Optionsscheine auf Eis gelegt
Seit dem 24. März ruhen die Wandlungsrechte für die 23. und 24. Optionsschein-Serie. Der Partner Evolution Japan Securities wurde angewiesen, alle Ausübungen bis Dezember 2027 zu stoppen. Damit blockiert Metaplanet den potenziellen Marktzufluss von bis zu 210 Millionen neuen Aktien. Im Zentrum der Finanzierungsstrategie steht stattdessen die kürzlich begebene 27. Serie, die rund 255 Millionen US-Dollar von institutionellen Investoren einbrachte.
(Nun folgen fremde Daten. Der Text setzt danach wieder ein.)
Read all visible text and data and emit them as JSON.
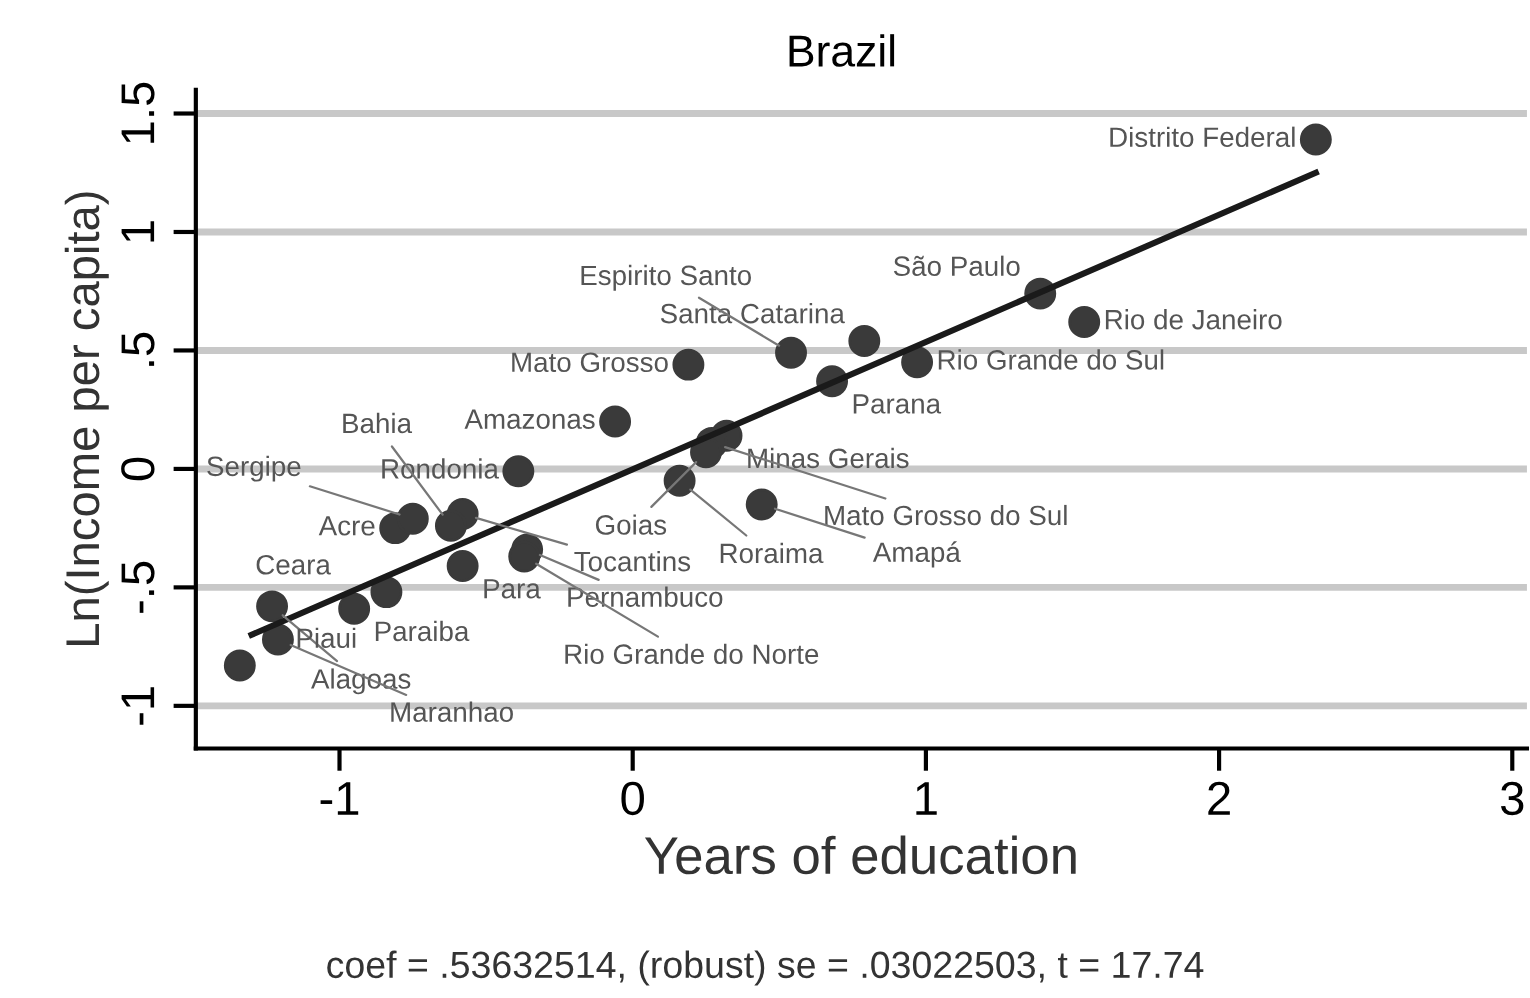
{
  "chart_data": {
    "type": "scatter",
    "title": "Brazil",
    "xlabel": "Years of education",
    "ylabel": "Ln(Income per capita)",
    "xlim": [
      -1.49,
      3.05
    ],
    "ylim": [
      -1.18,
      1.6
    ],
    "xticks": [
      {
        "value": -1,
        "label": "-1"
      },
      0,
      1,
      2,
      3
    ],
    "yticks": [
      {
        "value": -1,
        "label": "-1"
      },
      {
        "value": -0.5,
        "label": "-.5"
      },
      0,
      {
        "value": 0.5,
        "label": ".5"
      },
      1,
      {
        "value": 1.5,
        "label": "1.5"
      }
    ],
    "grid": "y",
    "marker": "circle",
    "series": [
      {
        "type": "scatter",
        "color": "#3a3a3a",
        "x": [
          2.33,
          1.39,
          1.54,
          0.79,
          0.97,
          0.68,
          0.19,
          0.54,
          -0.06,
          0.32,
          0.27,
          0.25,
          -0.39,
          0.16,
          0.44,
          -0.58,
          -0.81,
          -0.75,
          -0.36,
          -0.37,
          -0.58,
          -0.84,
          -0.95,
          -1.23,
          -0.62,
          -1.21,
          -1.34
        ],
        "values": [
          1.39,
          0.74,
          0.62,
          0.54,
          0.45,
          0.37,
          0.44,
          0.49,
          0.2,
          0.14,
          0.11,
          0.07,
          -0.01,
          -0.05,
          -0.15,
          -0.19,
          -0.25,
          -0.21,
          -0.34,
          -0.37,
          -0.41,
          -0.52,
          -0.59,
          -0.58,
          -0.24,
          -0.72,
          -0.83
        ]
      },
      {
        "type": "line",
        "marker": "none",
        "color": "#1a1a1a",
        "x": [
          -1.3,
          2.33
        ],
        "values": [
          -0.7,
          1.25
        ]
      }
    ],
    "annotations": [
      {
        "text": "Distrito Federal",
        "x": 2.33,
        "y": 1.39
      },
      {
        "text": "São Paulo",
        "x": 1.39,
        "y": 0.74
      },
      {
        "text": "Rio de Janeiro",
        "x": 1.54,
        "y": 0.62
      },
      {
        "text": "Santa Catarina",
        "x": 0.79,
        "y": 0.54
      },
      {
        "text": "Rio Grande do Sul",
        "x": 0.97,
        "y": 0.45
      },
      {
        "text": "Parana",
        "x": 0.68,
        "y": 0.37
      },
      {
        "text": "Mato Grosso",
        "x": 0.19,
        "y": 0.44
      },
      {
        "text": "Espirito Santo",
        "x": 0.54,
        "y": 0.49
      },
      {
        "text": "Amazonas",
        "x": -0.06,
        "y": 0.2
      },
      {
        "text": "Minas Gerais",
        "x": 0.32,
        "y": 0.14
      },
      {
        "text": "Mato Grosso do Sul",
        "x": 0.27,
        "y": 0.11
      },
      {
        "text": "Goias",
        "x": 0.25,
        "y": 0.07
      },
      {
        "text": "Rondonia",
        "x": -0.39,
        "y": -0.01
      },
      {
        "text": "Roraima",
        "x": 0.16,
        "y": -0.05
      },
      {
        "text": "Amapá",
        "x": 0.44,
        "y": -0.15
      },
      {
        "text": "Tocantins",
        "x": -0.58,
        "y": -0.19
      },
      {
        "text": "Acre",
        "x": -0.81,
        "y": -0.25
      },
      {
        "text": "Sergipe",
        "x": -0.75,
        "y": -0.21
      },
      {
        "text": "Pernambuco",
        "x": -0.36,
        "y": -0.34
      },
      {
        "text": "Rio Grande do Norte",
        "x": -0.37,
        "y": -0.37
      },
      {
        "text": "Para",
        "x": -0.58,
        "y": -0.41
      },
      {
        "text": "Ceara",
        "x": -0.84,
        "y": -0.52
      },
      {
        "text": "Paraiba",
        "x": -0.95,
        "y": -0.59
      },
      {
        "text": "Alagoas",
        "x": -1.23,
        "y": -0.58
      },
      {
        "text": "Bahia",
        "x": -0.62,
        "y": -0.24
      },
      {
        "text": "Maranhao",
        "x": -1.21,
        "y": -0.72
      },
      {
        "text": "Piaui",
        "x": -1.34,
        "y": -0.83
      },
      "coef = .53632514, (robust) se = .03022503, t = 17.74"
    ]
  }
}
Diese neuen Papiere beinhalten einen eingebauten Schutzmechanismus. Sie dürfen nur ausgeübt werden, wenn der Aktienkurs mindestens das 1,01-Fache des modifizierten Nettoinventarwerts (mNAV) beträgt – also dem Verhältnis von Marktkapitalisierung zum Wert der Bitcoin-Bestände. Jeder neu ausgegebene Anteil soll durch diese Struktur den Bitcoin-Wert pro Aktie zwingend steigern.
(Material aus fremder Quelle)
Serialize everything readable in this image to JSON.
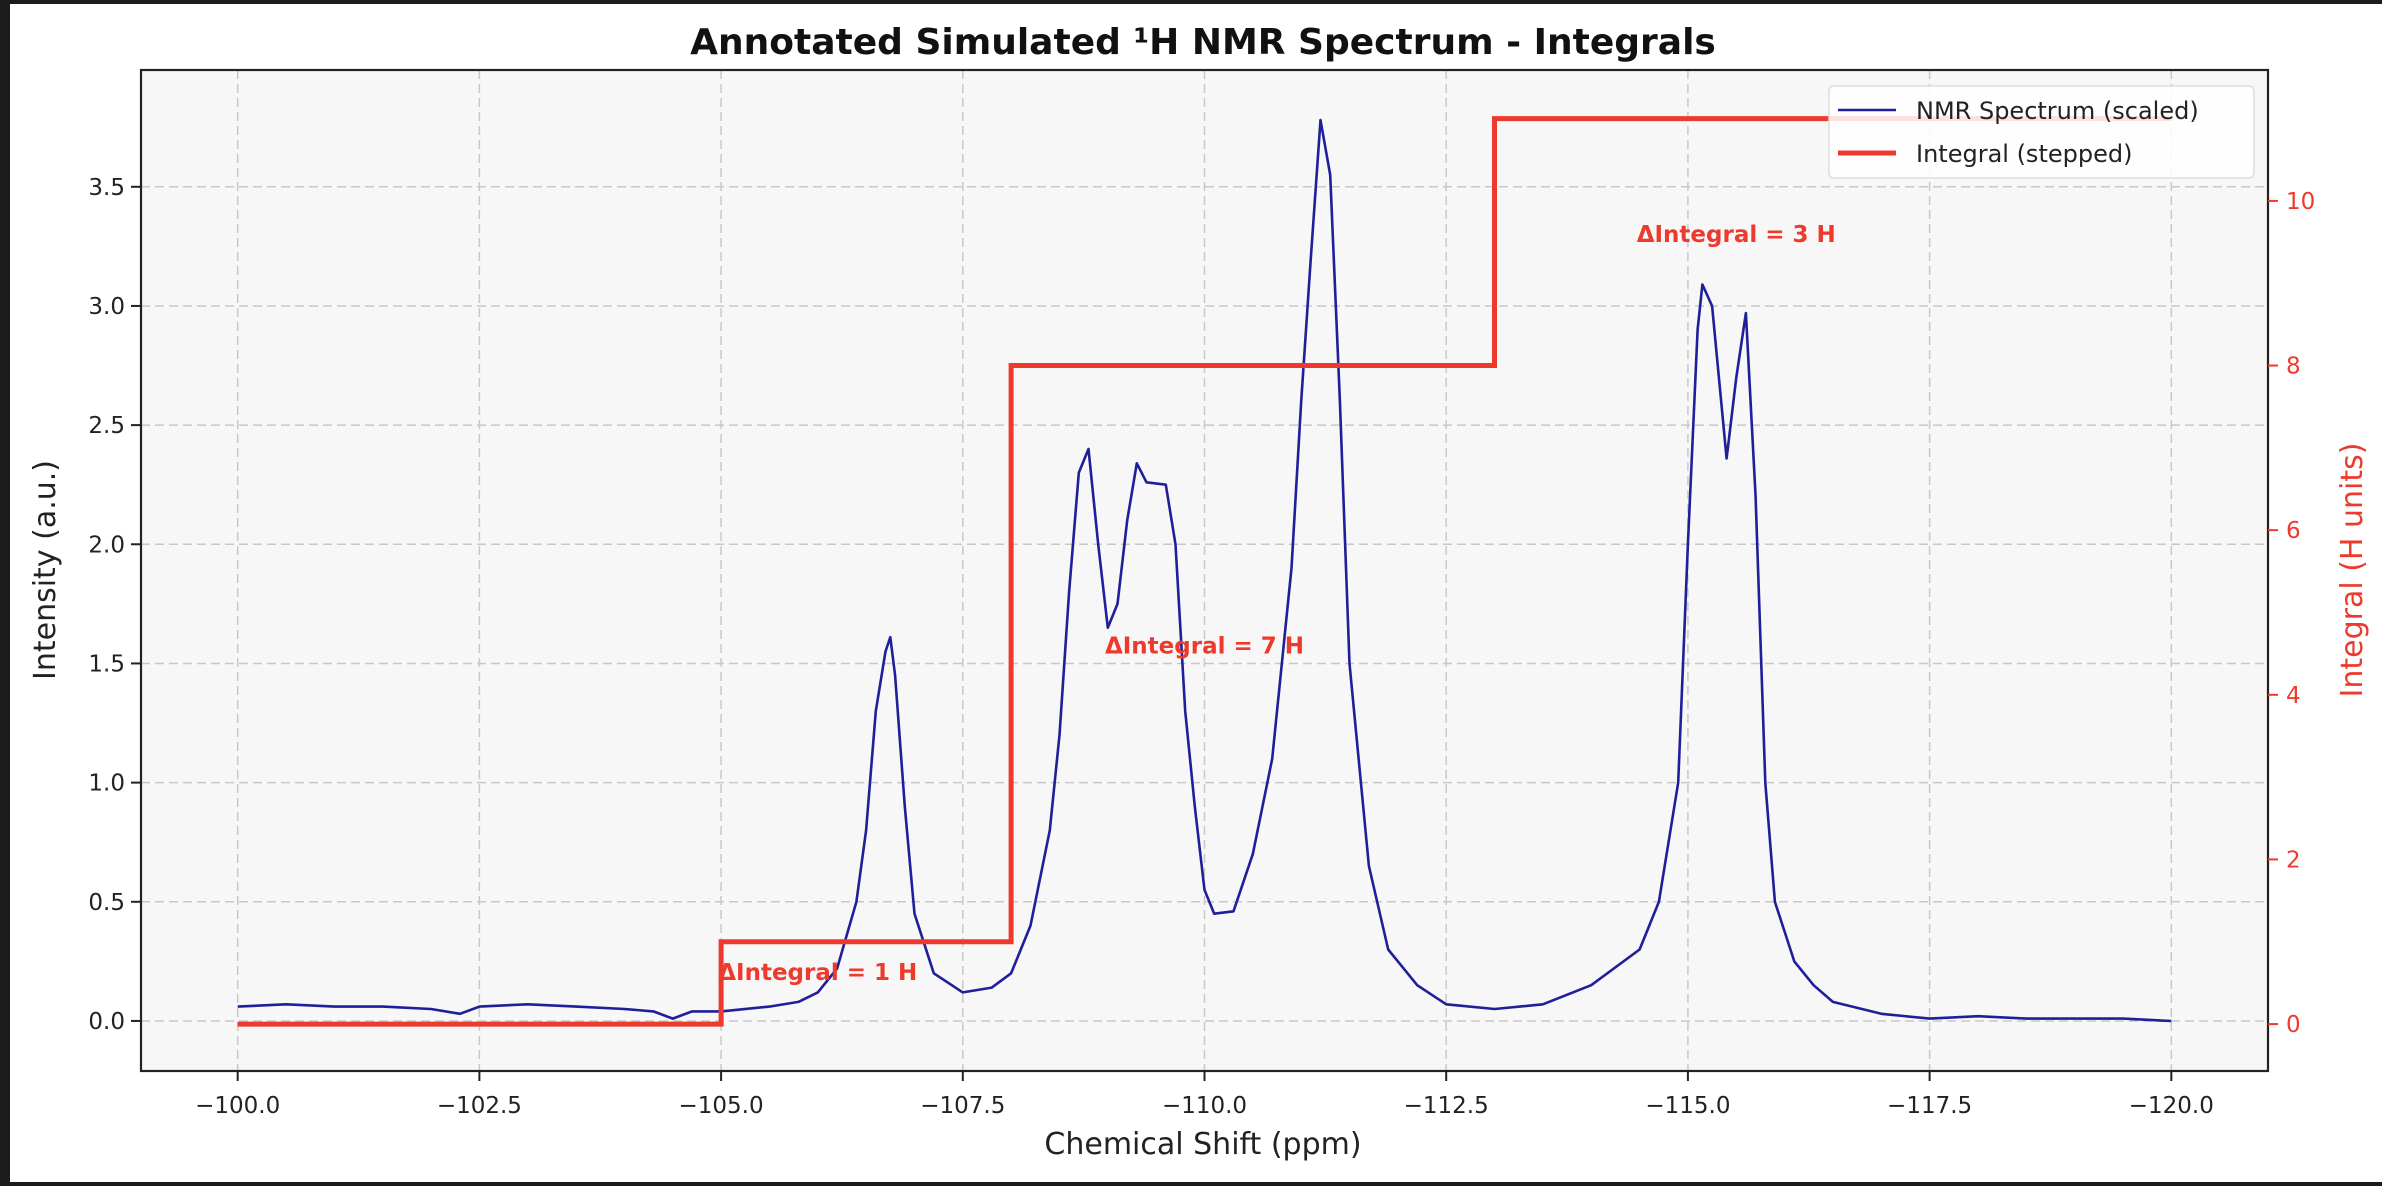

Kursrutsch gefährdet Puffer
Genau diese Klausel rückt nun in den Fokus der Anleger. Mitte März lag das mNAV-Verhältnis noch bei komfortablen 1,11. Ein anschließender Kursrückgang auf aktuell rund 317 Yen hat diesen Puffer über der kritischen Marke jedoch deutlich schmelzen lassen. Seit Jahresbeginn hat das Papier etwa 25 Prozent an Wert verloren und notiert weit unter der 200-Tage-Linie, was den Handlungsdruck auf das Management erhöht.
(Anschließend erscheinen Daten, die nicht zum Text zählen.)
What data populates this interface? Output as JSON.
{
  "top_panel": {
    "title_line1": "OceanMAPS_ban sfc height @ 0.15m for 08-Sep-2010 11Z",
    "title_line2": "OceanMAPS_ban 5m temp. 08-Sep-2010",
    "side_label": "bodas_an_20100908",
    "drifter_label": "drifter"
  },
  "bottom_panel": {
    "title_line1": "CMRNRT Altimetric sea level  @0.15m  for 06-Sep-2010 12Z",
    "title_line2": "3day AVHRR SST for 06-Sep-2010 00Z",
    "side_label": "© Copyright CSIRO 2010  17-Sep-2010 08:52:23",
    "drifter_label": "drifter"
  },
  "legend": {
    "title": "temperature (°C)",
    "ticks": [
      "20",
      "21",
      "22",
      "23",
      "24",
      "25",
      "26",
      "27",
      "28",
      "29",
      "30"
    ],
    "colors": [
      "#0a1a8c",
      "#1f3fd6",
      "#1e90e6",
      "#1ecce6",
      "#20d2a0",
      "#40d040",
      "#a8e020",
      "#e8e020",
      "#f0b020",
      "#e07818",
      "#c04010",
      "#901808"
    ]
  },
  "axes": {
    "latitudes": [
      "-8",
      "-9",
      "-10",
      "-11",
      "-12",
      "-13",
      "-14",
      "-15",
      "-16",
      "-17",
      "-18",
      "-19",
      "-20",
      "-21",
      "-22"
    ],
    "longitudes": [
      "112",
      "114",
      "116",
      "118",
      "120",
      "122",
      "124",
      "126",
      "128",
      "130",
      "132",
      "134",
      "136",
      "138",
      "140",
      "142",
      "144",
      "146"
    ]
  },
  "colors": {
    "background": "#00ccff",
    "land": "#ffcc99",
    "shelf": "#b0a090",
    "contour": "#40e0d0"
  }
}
Um dem Abwärtsdruck bei Bedarf entgegenzuwirken, hält der Vorstand noch ein weiteres Instrument in der Hinterhand. Bis Oktober 2026 existiert eine ungenutzte Ermächtigung zum Rückkauf von bis zu 150 Millionen eigenen Aktien. Im Februar machte das Unternehmen von dieser Option allerdings noch keinen Gebrauch.
Fester Blick auf das Krypto-Ziel
Ungeachtet der schwachen Kursentwicklung am Aktienmarkt hält Metaplanet strikt an seiner Einkaufsliste fest. Derzeit lagern 35.102 Bitcoin im Wert von rund 2,6 Milliarden US-Dollar in den Wallets des Unternehmens. Bis Ende 2026 soll diese Zahl auf 100.000 anwachsen. Für weitere Käufe zwischen April 2026 und März 2028 sind bereits knapp 57 Milliarden Yen (etwa 357 Millionen US-Dollar) eingeplant, die primär aus der 27. Optionsschein-Serie stammen sollen.
Den finanziellen Rahmen für diese Strategie hat das Management klar abgesteckt. Für das Geschäftsjahr 2026 ist ein Umsatz von 16 Milliarden Yen sowie ein operativer Gewinn von 11,4 Milliarden Yen anvisiert. Auf eine Nettogewinnprognose verzichtet das Unternehmen aufgrund der starken Preisschwankungen am Kryptomarkt bewusst. Konkrete Einblicke in die finanzielle Entwicklung und den Fortschritt der Bitcoin-Käufe liefert der nächste Quartalsbericht am 19. Mai 2026.